Regional Women in Leadership: Stories of Women in the South and Beyond

As part of its commitment to women in leadership, the U.S.-Japan Council hosted a virtual event titled “Regional Women in Leadership: Stories of Women in the South and Beyond” on January 20. The two-part event opened with an honest discussion led by Council Leader Masami Tyson (Global Director of FDI and Trade at the Department of Economic and Community Development of the state of Tennessee), who served as the moderator and host for the event.

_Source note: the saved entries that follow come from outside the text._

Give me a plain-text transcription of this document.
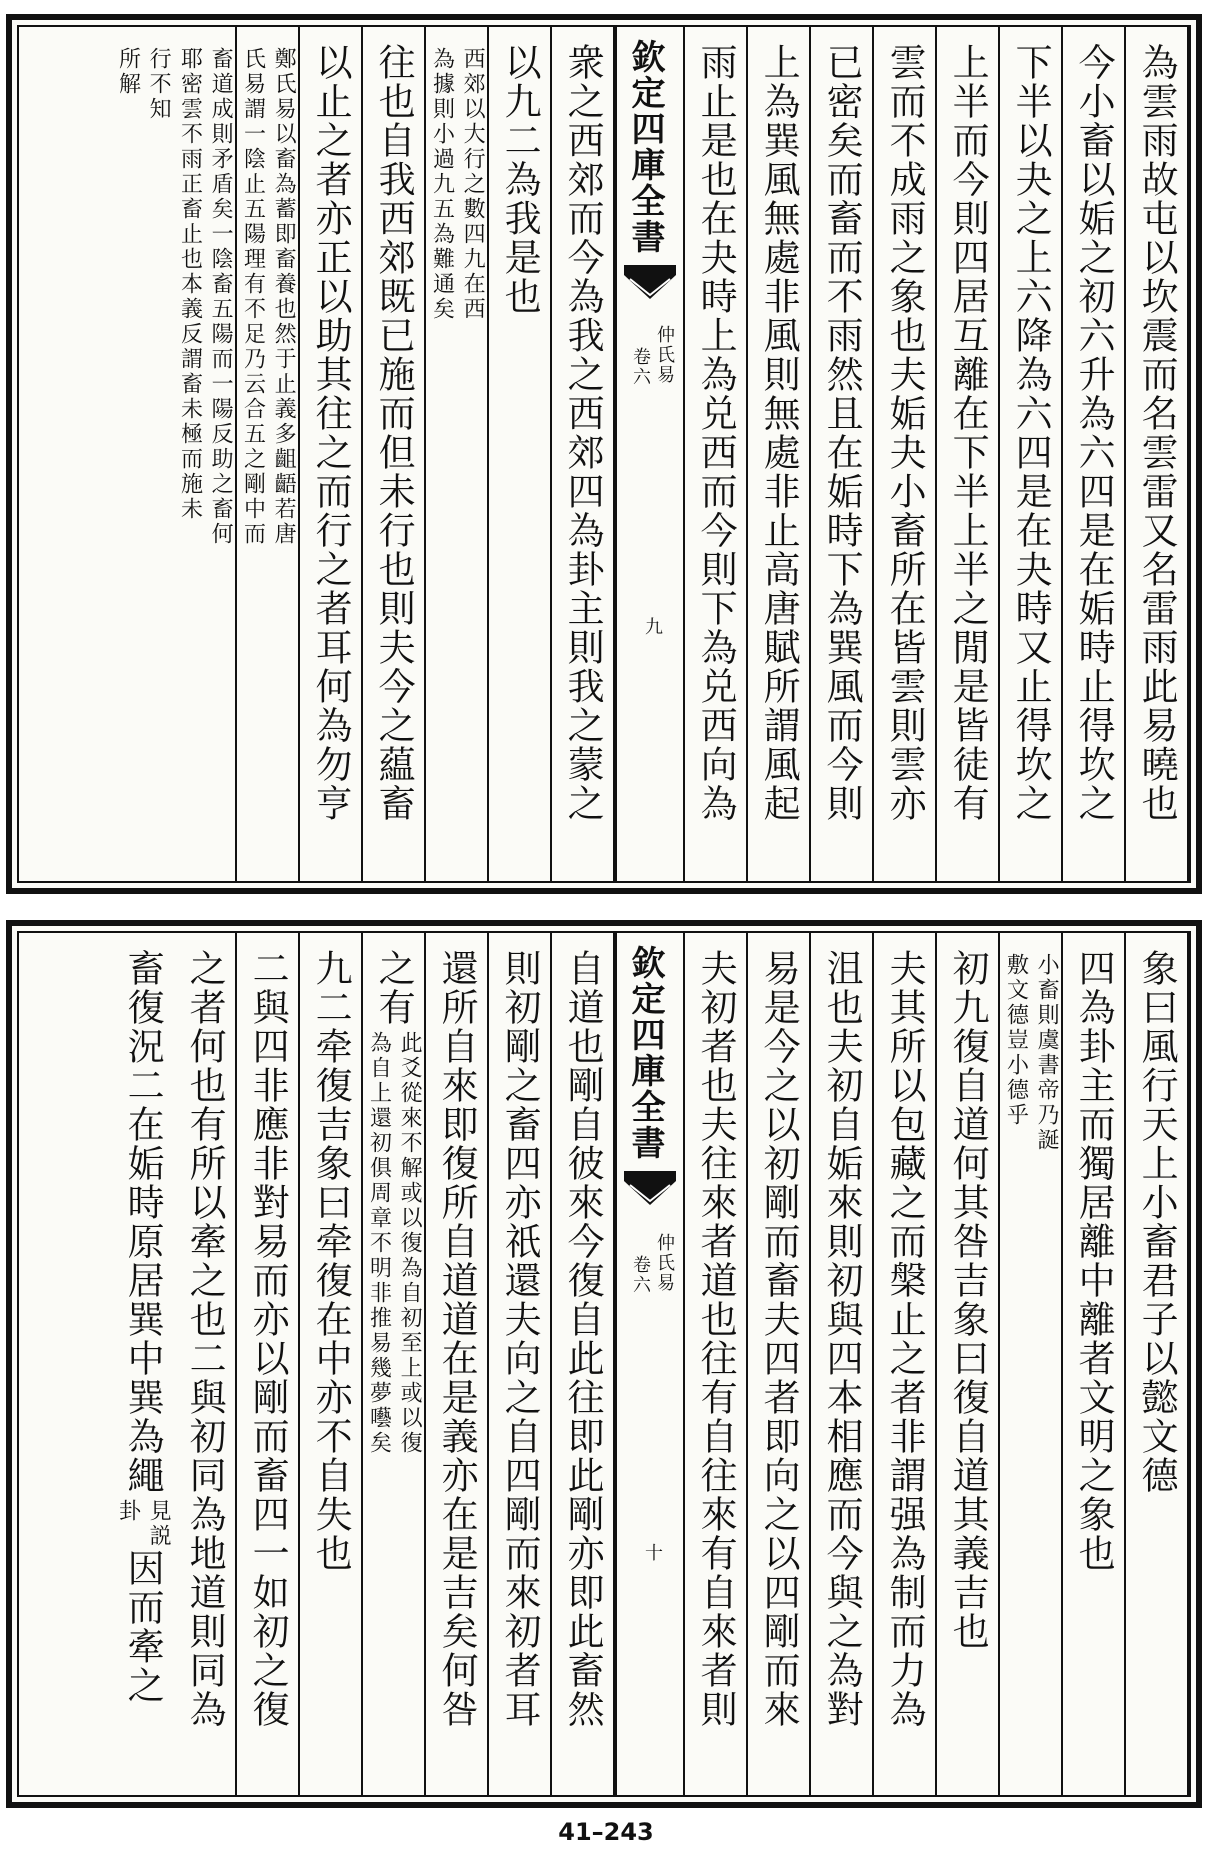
為雲雨故屯以坎震而名雲雷又名雷雨此易曉也
今小畜以姤之初六升為六四是在姤時止得坎之
下半以夬之上六降為六四是在夬時又止得坎之
上半而今則四居互離在下半上半之閒是皆徒有
雲而不成雨之象也夫姤夬小畜所在皆雲則雲亦
已密矣而畜而不雨然且在姤時下為巽風而今則
上為巽風無處非風則無處非止高唐賦所謂風起
雨止是也在夬時上為兑西而今則下為兑西向為
欽定四庫全書
仲氏易
卷六
九
衆之西郊而今為我之西郊四為卦主則我之蒙之
以九二為我是也
西郊以大行之數四九在西
為據則小過九五為難通矣
往也自我西郊既已施而但未行也則夫今之藴畜
以止之者亦正以助其往之而行之者耳何為勿亨
鄭氏易以畜為蓄即畜養也然于止義多齟齬若唐
氏易謂一陰止五陽理有不足乃云合五之剛中而
畜道成則矛盾矣一陰畜五陽而一陽反助之畜何
耶密雲不雨正畜止也本義反謂畜未極而施未
行不知
所解
象曰風行天上小畜君子以懿文德
四為卦主而獨居離中離者文明之象也
小畜則虞書帝乃誕
敷文德豈小德乎
初九復自道何其咎吉象曰復自道其義吉也
夫其所以包藏之而槃止之者非謂强為制而力為
沮也夫初自姤來則初與四本相應而今與之為對
易是今之以初剛而畜夫四者即向之以四剛而來
夫初者也夫往來者道也往有自往來有自來者則
欽定四庫全書
仲氏易
卷六
十
自道也剛自彼來今復自此往即此剛亦即此畜然
則初剛之畜四亦祇還夫向之自四剛而來初者耳
還所自來即復所自道道在是義亦在是吉矣何咎
之有
此爻從來不解或以復為自初至上或以復
為自上還初俱周章不明非推易幾夢囈矣
九二牵復吉象曰牵復在中亦不自失也
二與四非應非對易而亦以剛而畜四一如初之復
之者何也有所以牽之也二與初同為地道則同為
畜復況二在姤時原居巽中巽為繩
見説
卦
因而牽之
41–243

A panel of women leaders offered personal and professional insight on female presence in the workplace, with speakers including Nozomi Morgan (founder and CEO of Michiki Morgan Worldwide), Council Leader Maki Futami (Managing Director of Trust Solutions at Pricewaterhouse Coopers, LLP)  and Jessica Cork (Vice President of Community Engagement and Corporate Communications at YKK Corporation of America.)

Each panelist shared their own respective stories as women in positions of professional leadership and touched on a range of shared experiences and obstacles. Ms. Morgan shared her career trajectory briefly with the audience and detailed how founding her own company led her to become a leader in her own life and “led to becoming a better leader in the workplace and beyond.” Ms. Futami offered a perspective on how her career led her to find an authentic leadership style. Ms. Cork shared her career journey with the audience before discussing how her career had led her to become more comfortable with servant leadership and the diversity of leadership styles before asserting that “we need to remember that we don’t just need people of different genders and appearances or backgrounds…we also need people who think differently and maybe lead differently.”

The event continued with a fireside chat with Christine Karbowiack, former Vice Chair of Bridgestone Americas, who described her path to becoming a leader, a role she defined as “to develop the people around them and to surround themselves with people who really are effective, smart and who want to do the right thing.” This means, she continued, that “you have to give them the power to be able to do what they think is right, and that means listening to them…not just listening, hearing what they have to say.”

The U.S.-Japan Council would like to thank the speakers, with special recognition to Ms. Masami Tyson for her leadership. The Regional Women in Leadership Program is generously sponsored by the Ministry of Foreign Affairs of Japan.